Background In living donor liver transplantation (LDLT) the hepatic lobe donor incurs a measurable risk, the most important of which is death. The actual risk of death following a donor hepatectomy is unknown because of the absence of a sufficiently large database to allow an accurate determination of this infrequent but devastating outcome. In the absence of a definitive estimate of the risk of donor death, the medical literature has become replete with anecdotal reports of donor deaths, which in many cases are based on verbal reports, circularly referenced or unsubstantiated. Because donor death is one of the most important outcomes of LDLT, we performed a comprehensive survey of the medical and lay literature to provide a referenced source of worldwide donor deaths.
Methods We reviewed all published articles available from PubMed and from the lay literature (using <www.google.com> and <http://www.refdesk.com/paper.html>), which reported donor outcomes from 1989 to October 2005. We classified each death as definitely, possibly, or unlikely related to donor surgery.

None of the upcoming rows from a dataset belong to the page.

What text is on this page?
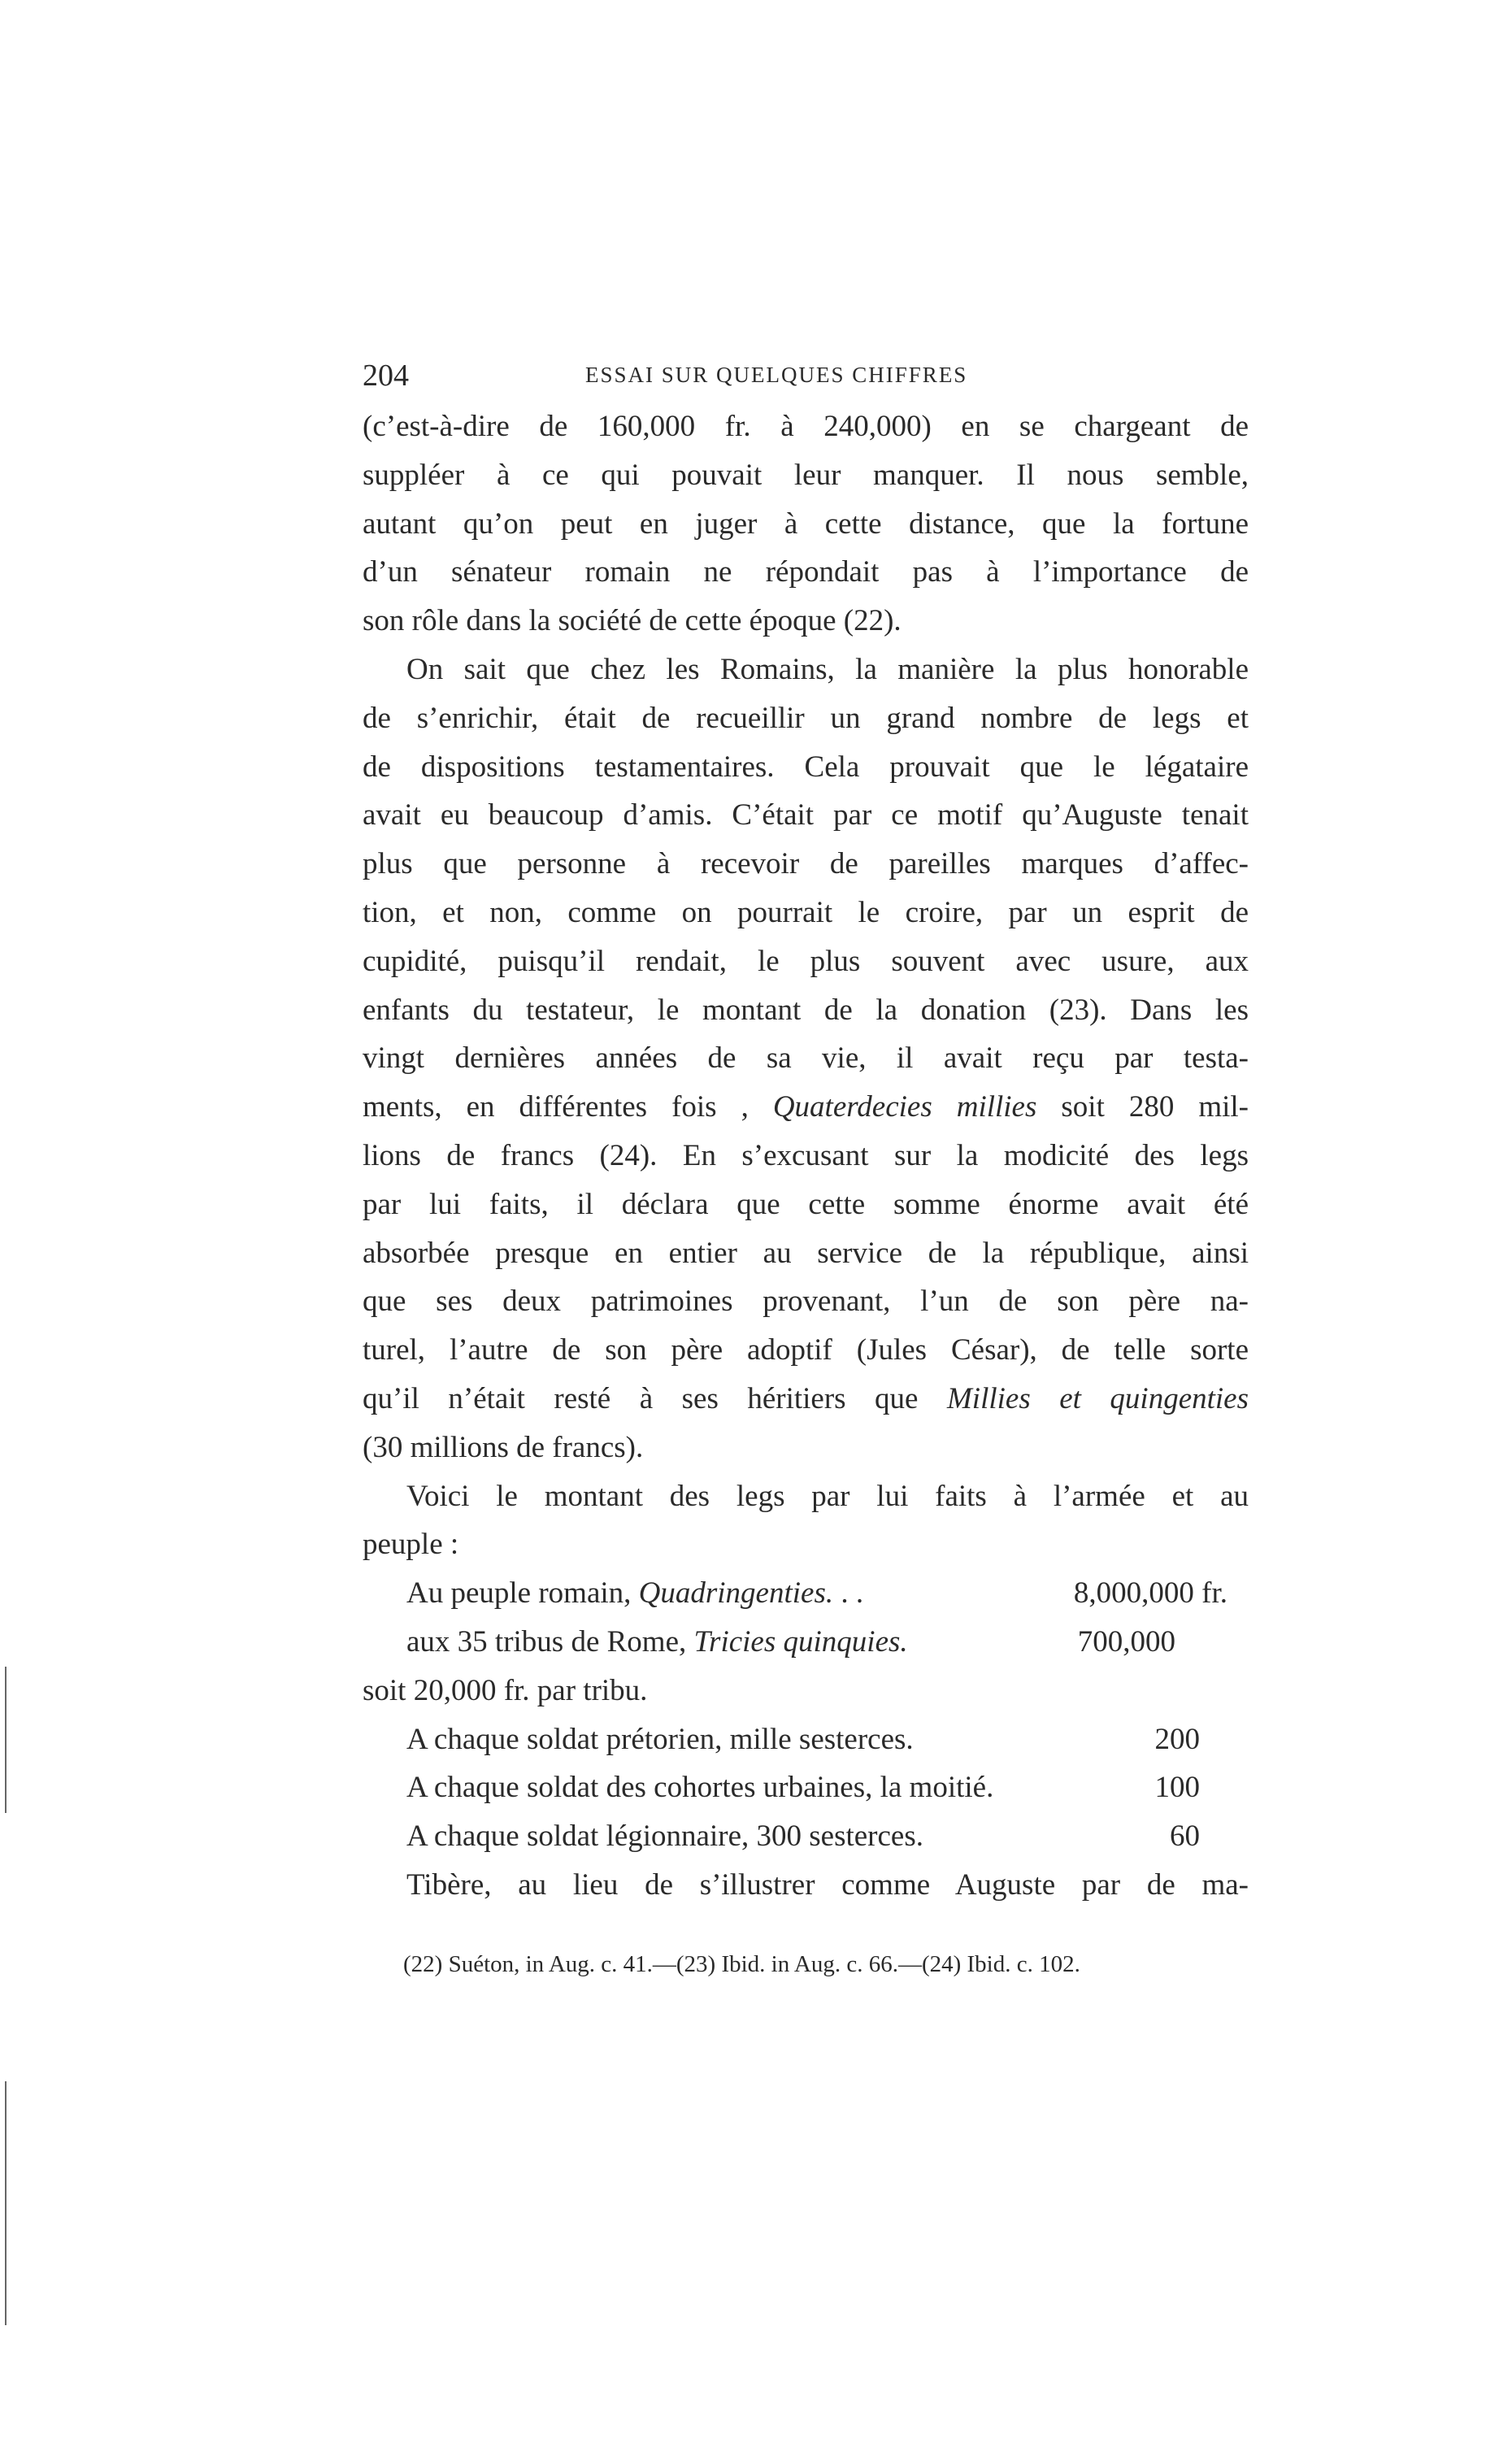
204	ESSAI SUR QUELQUES CHIFFRES
(c’est-à-dire de 160,000 fr. à 240,000) en se chargeant de
suppléer à ce qui pouvait leur manquer. Il nous semble,
autant qu’on peut en juger à cette distance, que la fortune
d’un sénateur romain ne répondait pas à l’importance de
son rôle dans la société de cette époque (22).
On sait que chez les Romains, la manière la plus honorable
de s’enrichir, était de recueillir un grand nombre de legs et
de dispositions testamentaires. Cela prouvait que le légataire
avait eu beaucoup d’amis. C’était par ce motif qu’Auguste tenait
plus que personne à recevoir de pareilles marques d’affec-
tion, et non, comme on pourrait le croire, par un esprit de
cupidité, puisqu’il rendait, le plus souvent avec usure, aux
enfants du testateur, le montant de la donation (23). Dans les
vingt dernières années de sa vie, il avait reçu par testa-
ments, en différentes fois , Quaterdecies millies soit 280 mil-
lions de francs (24). En s’excusant sur la modicité des legs
par lui faits, il déclara que cette somme énorme avait été
absorbée presque en entier au service de la république, ainsi
que ses deux patrimoines provenant, l’un de son père na-
turel, l’autre de son père adoptif (Jules César), de telle sorte
qu’il n’était resté à ses héritiers que Millies et quingenties
(30 millions de francs).
Voici le montant des legs par lui faits à l’armée et au
peuple :
Au peuple romain, Quadringenties. . .	8,000,000 fr.
aux 35 tribus de Rome, Tricies quinquies.	700,000
soit 20,000 fr. par tribu.
A chaque soldat prétorien, mille sesterces.	200
A chaque soldat des cohortes urbaines, la moitié.	100
A chaque soldat légionnaire, 300 sesterces.	60
Tibère, au lieu de s’illustrer comme Auguste par de ma-
(22) Suéton, in Aug. c. 41.—(23) Ibid. in Aug. c. 66.—(24) Ibid. c. 102.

Results There were a total of 16 deaths in living liver donors reported in the medical and lay literature, as shown in the Table. Ten were “definitely,” two were “possibly,” and three were “unlikely” related to donor surgery. The estimated total number of LDLT's performed in the United States is 2,000 and worldwide is 4,800. The estimated rate of donor death definitely related to donor surgery is 3/2,000 or 0.15% in the United States and 11/4,800 or 0.229% worldwide. The rate of donor death that is definitely or possibly related to the donor surgery is 5/2,000 or 0.25% in the United States and 14/4,800 or 0.292% worldwide.
Conclusion The purpose of this analysis is (1) to provide a referenced source document of living donor deaths published in the medical and/or lay literature, (2) to provide a better estimate of donor death rate associated with this procedure, and (3) to provide an impetus for centers with unreported deaths to submit these outcomes to the liver transplantation community.